Au-delà de la réalité qu’elles nous donnent à voir, les données objectives issues du premier Rapport mondial sur le handicap, nous disent que, ici et ailleurs, à des degrés divers, tout se passe comme si nous demeurions dans la prison de constructions culturelles intériorisées dès la prime enfance, de mythes, de peurs chimériques, de fantasmes, dépourvus de la capacité à sentir autrement et à admettre la vie multiforme autour de nous.

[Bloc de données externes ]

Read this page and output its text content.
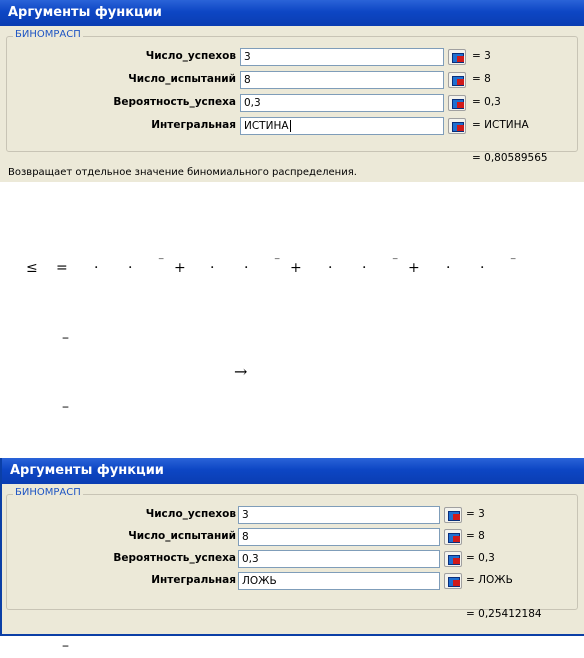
Аргументы функции
БИНОМРАСП
Число_успехов 3	= 3
Число_испытаний 8	= 8
Вероятность_успеха 0,3	= 0,3
Интегральная ИСТИНА	= ИСТИНА
= 0,80589565
Возвращает отдельное значение биномиального распределения.
≤ = · · ⁻ + · · ⁻ + · · ⁻ + · · ⁻
–
→
–
–
Аргументы функции
БИНОМРАСП
Число_успехов 3	= 3
Число_испытаний 8	= 8
Вероятность_успеха 0,3	= 0,3
Интегральная ЛОЖЬ	= ЛОЖЬ
= 0,25412184
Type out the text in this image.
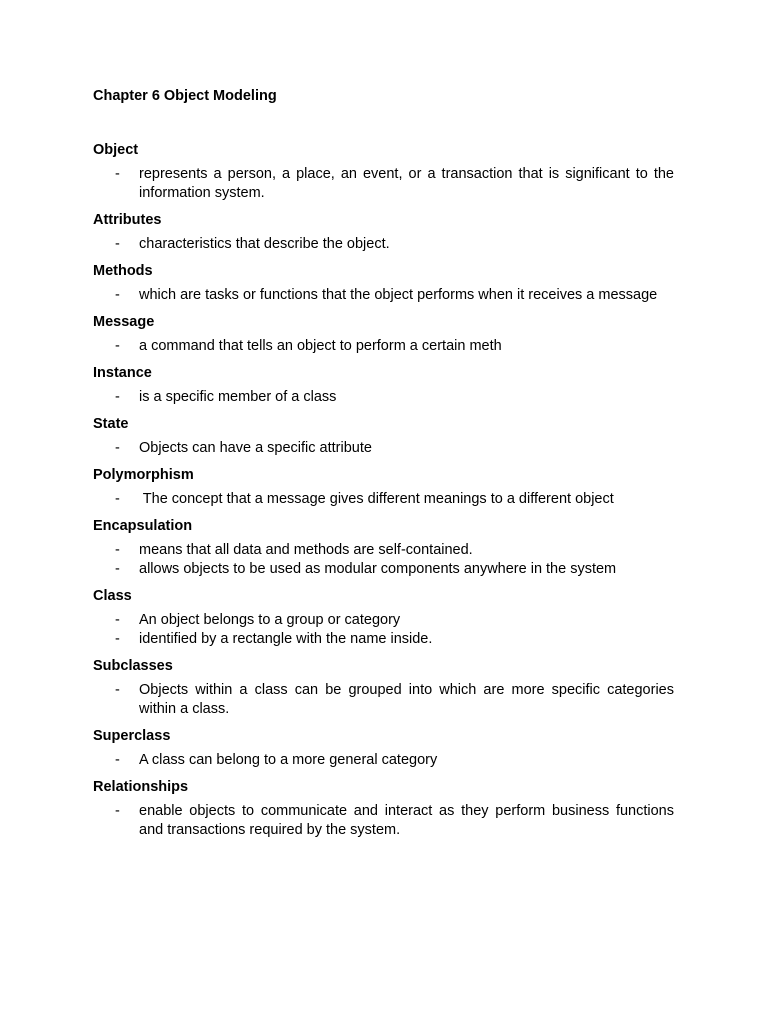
Chapter 6 Object Modeling
Object
- represents a person, a place, an event, or a transaction that is significant to the information system.
Attributes
- characteristics that describe the object.
Methods
- which are tasks or functions that the object performs when it receives a message
Message
- a command that tells an object to perform a certain meth
Instance
- is a specific member of a class
State
- Objects can have a specific attribute
Polymorphism
- The concept that a message gives different meanings to a different object
Encapsulation
- means that all data and methods are self-contained.
- allows objects to be used as modular components anywhere in the system
Class
- An object belongs to a group or category
- identified by a rectangle with the name inside.
Subclasses
- Objects within a class can be grouped into which are more specific categories within a class.
Superclass
- A class can belong to a more general category
Relationships
- enable objects to communicate and interact as they perform business functions and transactions required by the system.
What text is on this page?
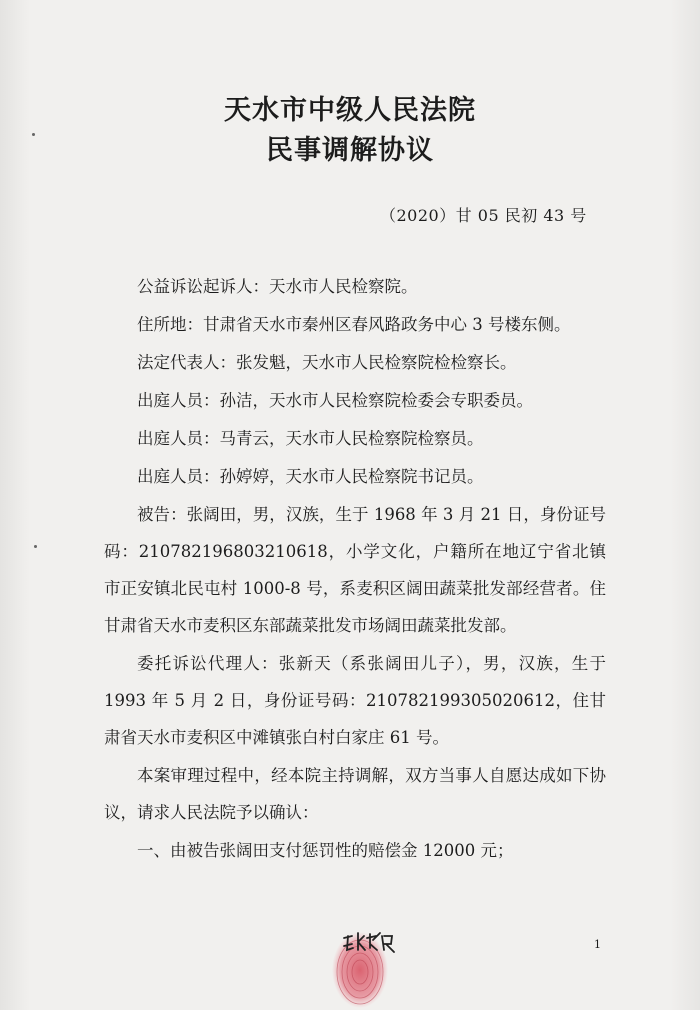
天水市中级人民法院
民事调解协议

（2020）甘 05 民初 43 号

公益诉讼起诉人：天水市人民检察院。

住所地：甘肃省天水市秦州区春风路政务中心 3 号楼东侧。

法定代表人：张发魁，天水市人民检察院检检察长。

出庭人员：孙洁，天水市人民检察院检委会专职委员。

出庭人员：马青云，天水市人民检察院检察员。

出庭人员：孙婷婷，天水市人民检察院书记员。

被告：张阔田，男，汉族，生于 1968 年 3 月 21 日，身份证号码：210782196803210618，小学文化，户籍所在地辽宁省北镇市正安镇北民屯村 1000-8 号，系麦积区阔田蔬菜批发部经营者。住甘肃省天水市麦积区东部蔬菜批发市场阔田蔬菜批发部。

委托诉讼代理人：张新天（系张阔田儿子），男，汉族，生于 1993 年 5 月 2 日，身份证号码：210782199305020612，住甘肃省天水市麦积区中滩镇张白村白家庄 61 号。

本案审理过程中，经本院主持调解，双方当事人自愿达成如下协议，请求人民法院予以确认：

一、由被告张阔田支付惩罚性的赔偿金 12000 元；

1
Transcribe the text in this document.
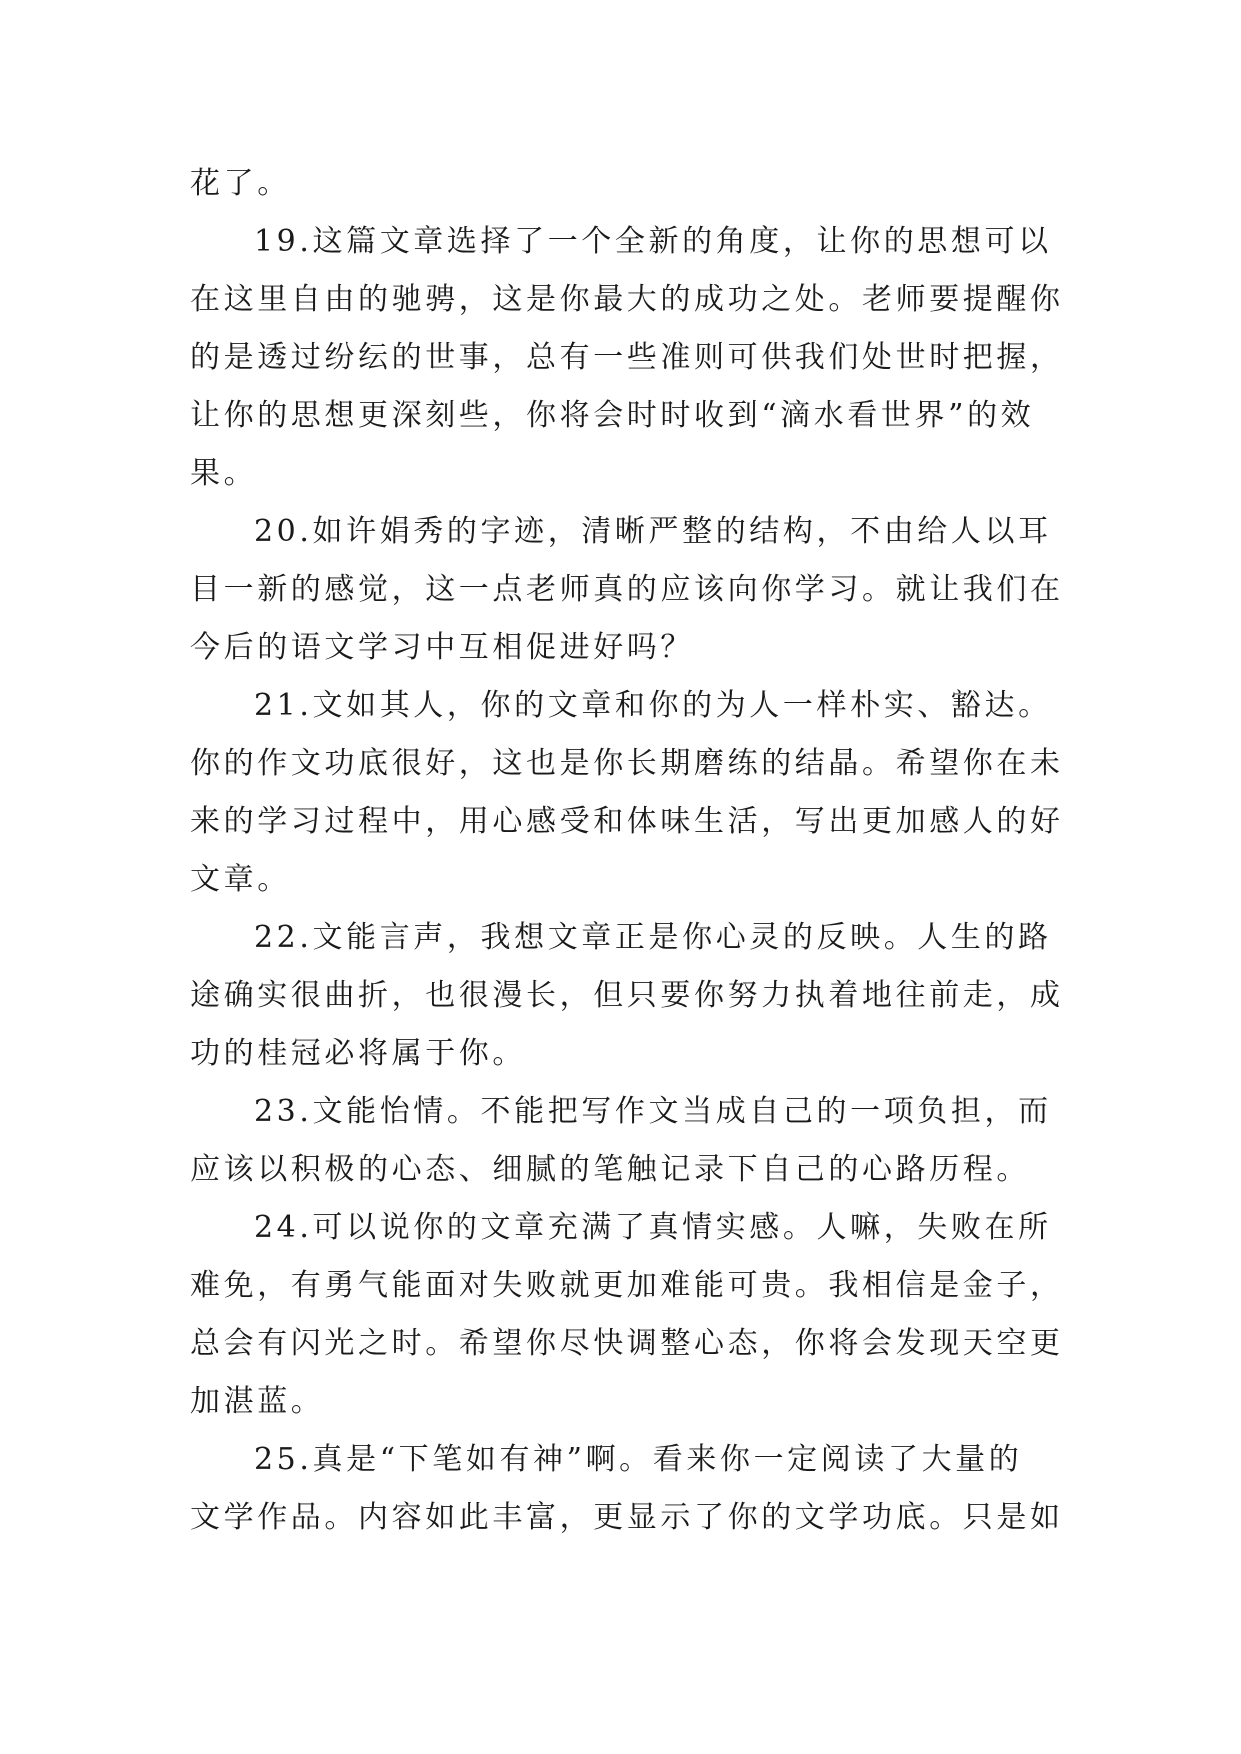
花了。
19.这篇文章选择了一个全新的角度，让你的思想可以
在这里自由的驰骋，这是你最大的成功之处。老师要提醒你
的是透过纷纭的世事，总有一些准则可供我们处世时把握，
让你的思想更深刻些，你将会时时收到“滴水看世界”的效
果。
20.如许娟秀的字迹，清晰严整的结构，不由给人以耳
目一新的感觉，这一点老师真的应该向你学习。就让我们在
今后的语文学习中互相促进好吗？
21.文如其人，你的文章和你的为人一样朴实、豁达。
你的作文功底很好，这也是你长期磨练的结晶。希望你在未
来的学习过程中，用心感受和体味生活，写出更加感人的好
文章。
22.文能言声，我想文章正是你心灵的反映。人生的路
途确实很曲折，也很漫长，但只要你努力执着地往前走，成
功的桂冠必将属于你。
23.文能怡情。不能把写作文当成自己的一项负担，而
应该以积极的心态、细腻的笔触记录下自己的心路历程。
24.可以说你的文章充满了真情实感。人嘛，失败在所
难免，有勇气能面对失败就更加难能可贵。我相信是金子，
总会有闪光之时。希望你尽快调整心态，你将会发现天空更
加湛蓝。
25.真是“下笔如有神”啊。看来你一定阅读了大量的
文学作品。内容如此丰富，更显示了你的文学功底。只是如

Notre société se trouve animée par deux mouvements divergents : d’un côté, une fièvre de modernité et d’avenir, comme dans le secteur des sciences, des techniques et de la communication ; de l’autre, des formes d’archaïsme s’agissant du regard porté sur nos pairs en situation de handicap. Nous traitons, peut-être inconsciemment, le problème du handicap avec certaines des représentations qui ont précédé les Lumières. C’est pourquoi nous peinons à sortir cette question des impasses dans lesquelles elle s’enlise.

Dans notre paysage culturel, et certainement à cause d’une tradition caritative prégnante, persiste une difficulté à concevoir que les réponses nécessaires relèvent du droit, non d’un devoir compassionnel ; que la compréhension du handicap et de ses retentissements relève moins de l’émotion ou de la bonne conscience que de l’intelligence et des droits humains. On retrouve ici le thème central de ce colloque : faire du droit pour tous et pour chacun une réalité.

On se heurte également à une sacralisation du caractère rationnel de l’homme, d’où il tirerait l’essentiel de sa dignité. Cette dignité ne serait liée qu’à une forme d’intelligence opérative ou de pensée instrumentale : c’était la thèse de Platon, d’Aristote ou encore de Saint Augustin. Et, bien plus tard, celle de Descartes : « La raison est la seule chose qui nous rend humain et nous distingue des bêtes ». Au nom de cette toute-puissance de la raison, fut-elle illusoire, de l’euphorie du pouvoir face à la nature dominée, on sacralise l’apparence jusqu’à l’obsession d’une perfection correspondant aux critères véhiculés par l’imaginaire social. Il en découle un étiolement du lien entre citoyens et une dissolution de la communauté.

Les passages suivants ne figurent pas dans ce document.